Each installation should be evaluated based on the results of a hazard analysis considering both of these
scenarios. Separation distances as listed in documents such as NFPA 2, Hydrogen Technologies Code, are
a minimum starting point but may need to be adjusted based on analysis. Recent work by NFPA 2 has
also included overpressure criteria, but the consequences can vary depending on system design and
surroundings.

Guidance for location of vent stacks is provided by NFPA 2, Hydrogen Technologies Code, which also references CGA G5.5, Hydrogen Vent Systems, for additional guidance. Minimum distances to vent stack outlets should be determined from dispersion and radiation analyses. The height of the vent stack and orientation of the release will affect the minimum separation distance.

NFPA 2 Annex G provides a summary of the conflicts with 29 CFR 1910.103. This is language that has been in NFPA 55 for several cycles as this conflict has existed for many years. The requirements in the Federal Regulations were established in the early 1970s. Since that time, OSHA has not had sufficient resources to update the applicable provisions.

The primary difference between OSHA and NFPA requirements is the separation distances for bulk hydrogen storage systems. The separation distances were changed by NFPA several years ago based on scientific analysis of leak data. When evaluating installations involving CFR referenced standards such as the ASME Boiler and Pressure Vessel Code, OSHA inspectors are taught to accept compliance with later editions of the standards as meeting the requirements of the regulation. The same may be true for the differences between OSHA 49 CFR 1910.103 and NFPA 2.

See attached response from OSHA on the general topic of NFPA codes/standards.

These distances are based primarily on hydrogen piping releases and resultant vapor clouds and jet flames based on pipe diameter and pressure. It’s important to note that many facilities have issues such as confinement and congestion, so it may be applicable to apply contemporary engineering models to assess risk.

There is technically no upper limit for GH2 storage listed within the separation distance tables within Chapter 7 of NFPA 2. For LH2, there is a 75000-gallon upper limit for the LH2 storage separation distance tables within Chapter 8 for LH2. 
It’s important to note that many facilities have site specific issues such as large quantities, confinement, and congestion, so it may be applicable to apply contemporary engineering dispersion and radiation models to fully assess risk.
ISO TC 197 is actively developing LH2 tank standards based on recent research results in the European program described at http://preslhy.eu/. This process is usually slow because of the many nations involved and time inherently needed to reach the consensus required by the ISO standard development process.
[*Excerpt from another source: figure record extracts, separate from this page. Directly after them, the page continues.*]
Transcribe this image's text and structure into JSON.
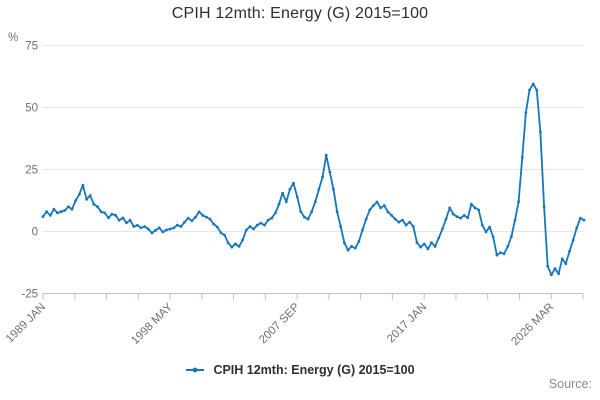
{
  "title": "CPIH 12mth: Energy (G) 2015=100",
  "legend": {
    "label": "CPIH 12mth: Energy (G) 2015=100"
  },
  "source_label": "Source:",
  "colors": {
    "series_line": "#1577bb",
    "grid": "#e6e6e6",
    "axis": "#b6c0d4",
    "tick_label": "#707070",
    "title_text": "#2e2e2e"
  },
  "chart_data": {
    "type": "line",
    "title": "CPIH 12mth: Energy (G) 2015=100",
    "xlabel": "",
    "ylabel": "%",
    "ylim": [
      -25,
      75
    ],
    "y_ticks": [
      75,
      50,
      25,
      0,
      -25
    ],
    "x_tick_labels": [
      "1989 JAN",
      "1998 MAY",
      "2007 SEP",
      "2017 JAN",
      "2026 MAR"
    ],
    "minor_ticks_per_major": 4,
    "total_minor_ticks": 18,
    "grid": true,
    "legend_position": "bottom",
    "series": [
      {
        "name": "CPIH 12mth: Energy (G) 2015=100",
        "start_year": 1989.0,
        "step_years": 0.25,
        "values": [
          6,
          8,
          6.5,
          9,
          7.5,
          8,
          8.5,
          10,
          9,
          12.5,
          15,
          18.7,
          13,
          14.5,
          11,
          10,
          8,
          7.5,
          5.5,
          7,
          6.5,
          4.5,
          5.5,
          3.5,
          4.5,
          2,
          2.5,
          1.5,
          2,
          1,
          -0.6,
          0.5,
          1.5,
          -0.2,
          0.6,
          1,
          1.4,
          2.6,
          2,
          3.8,
          5.4,
          4.3,
          5.8,
          7.9,
          6.5,
          5.8,
          5,
          3,
          1.8,
          -0.5,
          -1.4,
          -4.6,
          -6.3,
          -5,
          -6,
          -3.4,
          0.6,
          2,
          1,
          2.6,
          3.4,
          2.6,
          4.6,
          5.4,
          7.5,
          11,
          15.5,
          12,
          17,
          19.5,
          14,
          8,
          5.8,
          5,
          8,
          12,
          17,
          22,
          30.8,
          24,
          17,
          8,
          2,
          -4.6,
          -7.5,
          -6,
          -6.7,
          -4,
          0.6,
          5,
          8.7,
          10.5,
          11.9,
          9.5,
          10.5,
          7.9,
          6.5,
          5,
          3.8,
          4.6,
          2.6,
          3.8,
          2,
          -4.5,
          -6.3,
          -5,
          -7,
          -4.5,
          -6,
          -2.6,
          1,
          5,
          9.5,
          7,
          6,
          5.4,
          6.5,
          5.5,
          11,
          9.5,
          8.7,
          2.6,
          -0.2,
          1.8,
          -2.2,
          -9.5,
          -8.5,
          -9,
          -6,
          -2,
          4.6,
          12,
          30,
          48,
          57,
          59.5,
          57,
          40,
          10,
          -14,
          -17.5,
          -15,
          -17,
          -11,
          -13,
          -8,
          -3.5,
          1.4,
          5.4,
          4.6
        ]
      }
    ]
  }
}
The Global Asset Protection Services (GAPS) standard was written 20 years ago for property loss prevention at crowded chemical plants and is intended for existing and new oil and chemical facilities to limit explosion over-pressure and fire exposure damage; thus, the purpose is different than NFPA 2. NFPA distances were based on studies from the 1960s as well as qualitative factors that were deemed successful based on applied experience over the years. A risk informed approach as described within Annex E of NFPA 2 was applied to GH2 separation distances in the 2011 edition. These were further revised in 2020. Similar changes as described in Annex N of NFPA 2 were applied to LH2 distances in the 2023 edition.

These distances are based primarily on hydrogen piping releases as a function of pipe diameter and pressure. Exposures were aggregated into three groups and separation distances applied to each as applicable based on unignited vapor clouds, radiation exposure from jet fires, and overpressure. It’s important to note that many facilities have site specific issues such as large quantities, confinement, and congestion, so it may be applicable to apply contemporary engineering models to fully assess risk.
 

Previous versions of NFPA 55 listed overhead power lines within the separation distance tables with no voltage distinction. The separation distances were 15 ft for GH2 and 25 ft for LH2 for all overhead electrical lines. The current edition of NFPA 2 includes these in overhead utilities; the distance for GH2 and LH2 will vary with pressure and diameter of the hydrogen piping. In practice, high voltage overhead power transmission lines used larger distances for safety, but this was mainly due to the easement required for these lines that would exclude hydrogen (and other) systems. For safety, if a best practice was that if the failure of an uninsulated power line could touch the system, then the lines are too close. The UK has some distance criteria under ENA Technical Specification 43-8 Overhead line clearances.